Berlin-Steglitz, Bezirk Steglitz-Zehlendorf, ein Tag vor der Wahl
Die ersten zaghaften Sonnenstrahlen nach dem heftigen herbstlichen Regenguss lässt Cerstin Richter-Kotowski nicht ungenutzt: Die 54 Jahre Bezirksstadträtin im Berliner Bezirk Steglitz-Zehlendorf blinzelt unter der Plastikplane des kleinen abgedeckten Wahlkampfstandes an der Steglitzer Schloßstraße gen Himmel, nimmt Blumen und Flyer in die Hand und eilt zurück auf den Bürgersteig zwischen die Menschen, die mit ihren Einkaufstaschen vorbeihuschen. Schnell noch mit ein paar Leuten sprechen, bevor es zum nächsten Stand nach Lichterfelde geht.
Es ist Samstag, der letzte Tag vor der Berliner Abgeordnetenhauswahl. Die meisten Passanten erledigen ihre Einkäufe, Richter-Kotowski hat dafür im Moment keine Zeit. Sie kämpft um jede Stimme im Endspurt, will die CDU abermals zur stärksten Fraktion in der Bezirksverordnetenversammlung machen und die Menschen auf der Straße überzeugen, dass es der Regierende SPD-Bürgermeister Michael Müller nicht kann. „Wir geben alles“, sagt sie, auch wenn sie weiß, dass es auf Landesebene nach einem klaren Sieg der SPD aussieht. Auf Bezirksebene hier in Steglitz-Zehlendorf ist die CDU Platzhirsch. Aber in Stein gemeißelt ist selbst hier nichts mehr.
Von den Piraten spricht keiner mehr
Die Sozialdemokraten sind ohnehin nicht mehr der alleinige Gegner der CDU-Politikerin. Schon vor fünf Jahren, bei der letzten Wahl zum Berliner Abgeordnetenhaus und zur Bezirksverordnetenversammlung, mischte eine damals noch frische politische Partei die Politik in Berlin und am westlichen Rand der Stadt kräftig auf: Die Piraten, Shootingstars der verkrusteten Hauptstadt-Politszene, konnten auf Anhieb Mandate erringen, auf Landesebene, aber auch drei in der Bezirksverordnetenversammlung. Doch von den Piraten spricht heute keiner mehr.
An die Stelle der Piraten – wenn auch von anderer politischer Richtung – ist die AfD gerückt, die nach allen Umfragen ziemlich sicher im nächsten Bezirksparlament und im Abgeordnetenhaus sitzen dürfte.

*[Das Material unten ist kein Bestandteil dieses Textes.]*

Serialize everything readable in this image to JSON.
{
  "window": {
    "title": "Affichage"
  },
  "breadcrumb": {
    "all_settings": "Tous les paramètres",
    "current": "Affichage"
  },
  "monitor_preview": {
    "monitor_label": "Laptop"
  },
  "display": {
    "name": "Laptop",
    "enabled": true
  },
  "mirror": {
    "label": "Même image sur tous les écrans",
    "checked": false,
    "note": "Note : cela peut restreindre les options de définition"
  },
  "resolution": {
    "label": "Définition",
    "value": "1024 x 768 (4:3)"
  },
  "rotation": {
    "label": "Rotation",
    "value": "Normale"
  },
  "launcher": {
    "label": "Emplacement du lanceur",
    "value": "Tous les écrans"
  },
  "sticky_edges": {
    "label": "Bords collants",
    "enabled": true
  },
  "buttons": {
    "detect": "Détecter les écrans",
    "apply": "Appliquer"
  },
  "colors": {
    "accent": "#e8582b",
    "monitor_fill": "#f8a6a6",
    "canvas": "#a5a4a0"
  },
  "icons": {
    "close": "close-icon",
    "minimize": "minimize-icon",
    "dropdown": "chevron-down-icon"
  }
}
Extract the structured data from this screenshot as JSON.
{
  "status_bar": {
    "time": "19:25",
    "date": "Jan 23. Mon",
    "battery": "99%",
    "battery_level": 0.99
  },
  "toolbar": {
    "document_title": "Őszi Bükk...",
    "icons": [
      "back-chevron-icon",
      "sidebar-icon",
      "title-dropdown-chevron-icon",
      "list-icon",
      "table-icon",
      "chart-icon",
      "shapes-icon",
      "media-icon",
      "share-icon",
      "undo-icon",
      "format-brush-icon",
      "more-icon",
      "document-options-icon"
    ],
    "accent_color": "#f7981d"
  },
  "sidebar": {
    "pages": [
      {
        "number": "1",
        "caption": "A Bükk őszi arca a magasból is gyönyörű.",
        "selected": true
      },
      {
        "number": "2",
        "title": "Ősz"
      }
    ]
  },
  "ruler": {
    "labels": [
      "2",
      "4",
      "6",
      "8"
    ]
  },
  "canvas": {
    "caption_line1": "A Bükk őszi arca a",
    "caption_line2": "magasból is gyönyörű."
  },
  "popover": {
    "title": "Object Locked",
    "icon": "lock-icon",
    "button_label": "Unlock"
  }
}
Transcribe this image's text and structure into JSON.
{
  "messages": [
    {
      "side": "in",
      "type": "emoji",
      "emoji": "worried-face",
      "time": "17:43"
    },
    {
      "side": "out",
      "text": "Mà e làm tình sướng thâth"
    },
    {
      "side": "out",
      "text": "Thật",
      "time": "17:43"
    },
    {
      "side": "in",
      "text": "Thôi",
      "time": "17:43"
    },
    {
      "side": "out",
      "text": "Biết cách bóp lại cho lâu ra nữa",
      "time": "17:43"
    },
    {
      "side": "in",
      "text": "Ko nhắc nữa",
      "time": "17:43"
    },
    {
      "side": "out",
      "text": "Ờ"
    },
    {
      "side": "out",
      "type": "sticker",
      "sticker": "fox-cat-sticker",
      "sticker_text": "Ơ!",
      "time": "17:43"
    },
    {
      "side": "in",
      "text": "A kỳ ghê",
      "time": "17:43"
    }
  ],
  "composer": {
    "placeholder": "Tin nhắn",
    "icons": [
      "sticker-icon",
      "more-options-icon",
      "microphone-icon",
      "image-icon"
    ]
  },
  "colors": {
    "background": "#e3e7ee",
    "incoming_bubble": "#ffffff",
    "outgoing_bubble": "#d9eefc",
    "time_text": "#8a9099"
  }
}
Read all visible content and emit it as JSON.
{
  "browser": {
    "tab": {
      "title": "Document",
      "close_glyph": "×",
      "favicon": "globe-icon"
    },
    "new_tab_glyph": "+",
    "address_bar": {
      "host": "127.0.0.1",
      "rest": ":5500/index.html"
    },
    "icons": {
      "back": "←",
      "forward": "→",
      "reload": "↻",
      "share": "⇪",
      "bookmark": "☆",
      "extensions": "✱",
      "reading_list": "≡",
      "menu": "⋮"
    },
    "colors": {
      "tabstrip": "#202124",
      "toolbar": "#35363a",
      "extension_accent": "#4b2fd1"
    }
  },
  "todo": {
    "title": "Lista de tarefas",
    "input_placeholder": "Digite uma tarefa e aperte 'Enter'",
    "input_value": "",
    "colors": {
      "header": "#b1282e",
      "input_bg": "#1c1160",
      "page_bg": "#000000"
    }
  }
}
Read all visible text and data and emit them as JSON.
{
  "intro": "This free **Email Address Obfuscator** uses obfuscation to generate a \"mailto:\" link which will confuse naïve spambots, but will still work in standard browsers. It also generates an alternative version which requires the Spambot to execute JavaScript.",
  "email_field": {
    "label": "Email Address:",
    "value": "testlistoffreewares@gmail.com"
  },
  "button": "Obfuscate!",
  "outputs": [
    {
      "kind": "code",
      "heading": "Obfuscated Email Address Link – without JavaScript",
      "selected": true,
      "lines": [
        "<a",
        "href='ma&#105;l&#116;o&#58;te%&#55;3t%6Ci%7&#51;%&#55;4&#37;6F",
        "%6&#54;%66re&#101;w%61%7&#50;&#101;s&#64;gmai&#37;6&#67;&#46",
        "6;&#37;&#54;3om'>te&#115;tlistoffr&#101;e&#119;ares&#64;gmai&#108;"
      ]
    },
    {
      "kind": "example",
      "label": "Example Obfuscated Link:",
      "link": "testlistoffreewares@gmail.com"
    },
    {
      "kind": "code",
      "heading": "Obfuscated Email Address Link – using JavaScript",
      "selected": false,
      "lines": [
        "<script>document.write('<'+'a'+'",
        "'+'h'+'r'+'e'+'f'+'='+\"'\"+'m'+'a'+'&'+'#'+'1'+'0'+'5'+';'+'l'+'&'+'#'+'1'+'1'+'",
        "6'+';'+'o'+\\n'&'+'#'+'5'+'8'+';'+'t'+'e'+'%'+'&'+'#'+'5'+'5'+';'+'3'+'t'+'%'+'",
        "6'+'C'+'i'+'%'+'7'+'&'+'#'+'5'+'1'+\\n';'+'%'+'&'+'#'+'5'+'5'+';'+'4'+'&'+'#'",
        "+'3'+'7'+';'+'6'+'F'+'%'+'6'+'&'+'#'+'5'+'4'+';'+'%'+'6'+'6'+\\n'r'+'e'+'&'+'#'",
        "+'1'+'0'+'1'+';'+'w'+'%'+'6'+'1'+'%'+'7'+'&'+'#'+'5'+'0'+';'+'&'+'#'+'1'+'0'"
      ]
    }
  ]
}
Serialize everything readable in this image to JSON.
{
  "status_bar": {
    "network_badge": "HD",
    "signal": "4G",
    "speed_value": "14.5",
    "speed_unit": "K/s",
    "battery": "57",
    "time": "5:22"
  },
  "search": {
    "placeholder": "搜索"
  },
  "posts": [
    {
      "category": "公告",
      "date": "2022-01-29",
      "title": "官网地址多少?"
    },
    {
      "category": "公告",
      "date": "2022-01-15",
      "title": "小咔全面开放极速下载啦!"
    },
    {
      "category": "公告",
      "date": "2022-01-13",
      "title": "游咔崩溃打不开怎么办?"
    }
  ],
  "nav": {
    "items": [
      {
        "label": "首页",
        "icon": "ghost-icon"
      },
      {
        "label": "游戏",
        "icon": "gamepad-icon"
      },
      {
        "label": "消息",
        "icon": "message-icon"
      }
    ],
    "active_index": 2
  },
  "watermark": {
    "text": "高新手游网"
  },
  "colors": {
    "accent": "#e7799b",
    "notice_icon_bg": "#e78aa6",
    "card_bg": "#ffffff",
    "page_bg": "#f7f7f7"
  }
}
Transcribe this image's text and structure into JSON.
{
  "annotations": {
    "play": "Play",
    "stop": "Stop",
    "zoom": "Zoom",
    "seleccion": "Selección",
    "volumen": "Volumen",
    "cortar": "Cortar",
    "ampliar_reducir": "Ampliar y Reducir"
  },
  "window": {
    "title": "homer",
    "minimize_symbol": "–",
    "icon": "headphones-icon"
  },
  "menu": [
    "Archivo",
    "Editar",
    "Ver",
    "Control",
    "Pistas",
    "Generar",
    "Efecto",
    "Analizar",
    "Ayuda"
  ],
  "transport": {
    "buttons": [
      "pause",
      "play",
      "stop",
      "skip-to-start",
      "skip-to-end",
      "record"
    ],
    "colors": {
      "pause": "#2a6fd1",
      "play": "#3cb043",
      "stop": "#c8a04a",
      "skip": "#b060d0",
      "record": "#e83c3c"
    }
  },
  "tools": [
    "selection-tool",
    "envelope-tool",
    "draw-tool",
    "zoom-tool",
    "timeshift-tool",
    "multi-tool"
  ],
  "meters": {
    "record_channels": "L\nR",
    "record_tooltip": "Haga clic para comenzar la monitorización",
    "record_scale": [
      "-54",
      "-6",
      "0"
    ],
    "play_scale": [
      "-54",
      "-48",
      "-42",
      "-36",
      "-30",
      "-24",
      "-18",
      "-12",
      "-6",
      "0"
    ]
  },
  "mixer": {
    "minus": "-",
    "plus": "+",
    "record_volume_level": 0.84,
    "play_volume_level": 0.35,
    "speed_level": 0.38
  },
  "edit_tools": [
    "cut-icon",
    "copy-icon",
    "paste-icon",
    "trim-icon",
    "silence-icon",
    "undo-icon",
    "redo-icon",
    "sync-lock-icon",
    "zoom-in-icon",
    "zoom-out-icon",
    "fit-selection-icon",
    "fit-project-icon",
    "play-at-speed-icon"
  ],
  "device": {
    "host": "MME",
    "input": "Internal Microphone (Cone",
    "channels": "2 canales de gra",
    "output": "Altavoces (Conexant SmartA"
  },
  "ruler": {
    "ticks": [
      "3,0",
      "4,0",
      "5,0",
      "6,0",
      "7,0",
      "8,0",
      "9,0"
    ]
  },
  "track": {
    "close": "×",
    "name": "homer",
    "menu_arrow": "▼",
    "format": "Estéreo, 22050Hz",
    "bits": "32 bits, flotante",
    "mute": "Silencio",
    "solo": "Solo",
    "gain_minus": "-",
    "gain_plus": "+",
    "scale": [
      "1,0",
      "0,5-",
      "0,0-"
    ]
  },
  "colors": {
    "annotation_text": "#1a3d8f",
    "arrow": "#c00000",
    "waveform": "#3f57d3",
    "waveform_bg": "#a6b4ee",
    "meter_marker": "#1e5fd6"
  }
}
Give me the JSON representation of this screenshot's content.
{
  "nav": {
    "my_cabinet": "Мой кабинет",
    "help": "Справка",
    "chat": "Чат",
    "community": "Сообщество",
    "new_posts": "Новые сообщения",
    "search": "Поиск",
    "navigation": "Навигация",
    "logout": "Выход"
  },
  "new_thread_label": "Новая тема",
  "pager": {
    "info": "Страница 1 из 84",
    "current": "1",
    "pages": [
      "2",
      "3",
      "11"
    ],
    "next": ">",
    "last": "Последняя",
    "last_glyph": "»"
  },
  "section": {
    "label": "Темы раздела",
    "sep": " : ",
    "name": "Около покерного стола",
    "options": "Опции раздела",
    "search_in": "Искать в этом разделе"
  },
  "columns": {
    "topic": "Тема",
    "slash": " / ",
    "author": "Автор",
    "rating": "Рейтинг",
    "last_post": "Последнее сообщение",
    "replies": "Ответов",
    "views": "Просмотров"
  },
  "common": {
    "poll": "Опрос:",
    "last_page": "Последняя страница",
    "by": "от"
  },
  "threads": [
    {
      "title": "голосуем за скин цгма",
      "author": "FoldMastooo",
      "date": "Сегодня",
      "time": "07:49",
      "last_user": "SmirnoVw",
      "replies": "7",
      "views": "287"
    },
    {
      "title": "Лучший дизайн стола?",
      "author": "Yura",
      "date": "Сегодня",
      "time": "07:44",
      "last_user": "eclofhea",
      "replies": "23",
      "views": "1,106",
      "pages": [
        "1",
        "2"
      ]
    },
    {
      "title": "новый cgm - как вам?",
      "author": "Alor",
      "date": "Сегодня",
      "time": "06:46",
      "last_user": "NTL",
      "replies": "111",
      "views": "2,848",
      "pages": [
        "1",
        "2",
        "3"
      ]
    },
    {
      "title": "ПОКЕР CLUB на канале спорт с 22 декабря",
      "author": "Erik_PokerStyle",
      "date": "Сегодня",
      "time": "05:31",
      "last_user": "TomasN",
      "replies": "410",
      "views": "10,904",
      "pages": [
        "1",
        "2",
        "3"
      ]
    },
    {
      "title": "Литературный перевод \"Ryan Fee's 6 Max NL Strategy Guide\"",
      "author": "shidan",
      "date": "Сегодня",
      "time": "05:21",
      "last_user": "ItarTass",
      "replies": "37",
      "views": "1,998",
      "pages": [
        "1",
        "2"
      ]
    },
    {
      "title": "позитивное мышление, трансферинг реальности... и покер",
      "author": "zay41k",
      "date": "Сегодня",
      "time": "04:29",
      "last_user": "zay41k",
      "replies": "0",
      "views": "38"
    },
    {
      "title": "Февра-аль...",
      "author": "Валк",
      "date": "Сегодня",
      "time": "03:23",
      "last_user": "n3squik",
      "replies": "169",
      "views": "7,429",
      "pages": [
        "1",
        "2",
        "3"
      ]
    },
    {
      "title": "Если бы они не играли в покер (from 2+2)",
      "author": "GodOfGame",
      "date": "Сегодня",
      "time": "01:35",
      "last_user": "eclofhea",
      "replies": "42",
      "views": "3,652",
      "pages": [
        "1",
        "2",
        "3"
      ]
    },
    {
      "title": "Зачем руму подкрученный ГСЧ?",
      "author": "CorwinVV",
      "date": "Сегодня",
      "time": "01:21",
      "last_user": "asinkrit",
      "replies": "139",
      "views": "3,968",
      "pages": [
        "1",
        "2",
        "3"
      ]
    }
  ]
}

Steglitz-Zehlendorf ist ihre Hochburg im Westen Berlins, wie gemacht für das Profil der rechten Jungpartei: Die Einkommen sind zwar sehr unterschiedlich verteilt, unter dem Strich gehören die knapp 300.000 Einwohner aber zu den reichsten in Berlin. Sie haben etwas zu verlieren, sind ansprechbar für Themen wie Einbruchskriminalität und innere Sicherheit. Die Bewohner sind das, was man am ehesten als „gutbürgerlich“ bezeichnen könnte, interessiert an Sicherheit, Wohlstand und Ordnung, mehr als die Jungen und Kreativen, die es eher in die mittleren Kieze in Kreuzberg, Neukölln, Friedrichshain oder, wenn sie genügend Geld haben, nach Prenzlauer Berg zieht, wo die Stadt kosmopolitischer und weniger arriviert ist. Nicht das schlechteste Terrain also für die AfD, die sich Hoffnung auf einen Stadtratsposten macht.
Berlin-Lichterfelde, Bezirk Steglitz-Zehlendorf
Am Kranoldplatz, nur wenige Fußsekunden vom belebten S-Bahnhof Lichterfelde-Ost entfernt, schieben sich wie jeden Samstag die Bewohner über den Wochenmarkt. Auf dem engen Fußweg zwischen Straße und Geschäften reihen sich die Wahlkampfstände von CDU, SPD, Grüne aneinander, es werden Rosen verteilt und Aufkleber, Flyer und Infobroschüren. Die AfD hingegen muss man suchen: Ihr Stand steht an der gegenüberliegenden Seite des Platzes, abseits und direkt an einer vielbefahrenen Straße.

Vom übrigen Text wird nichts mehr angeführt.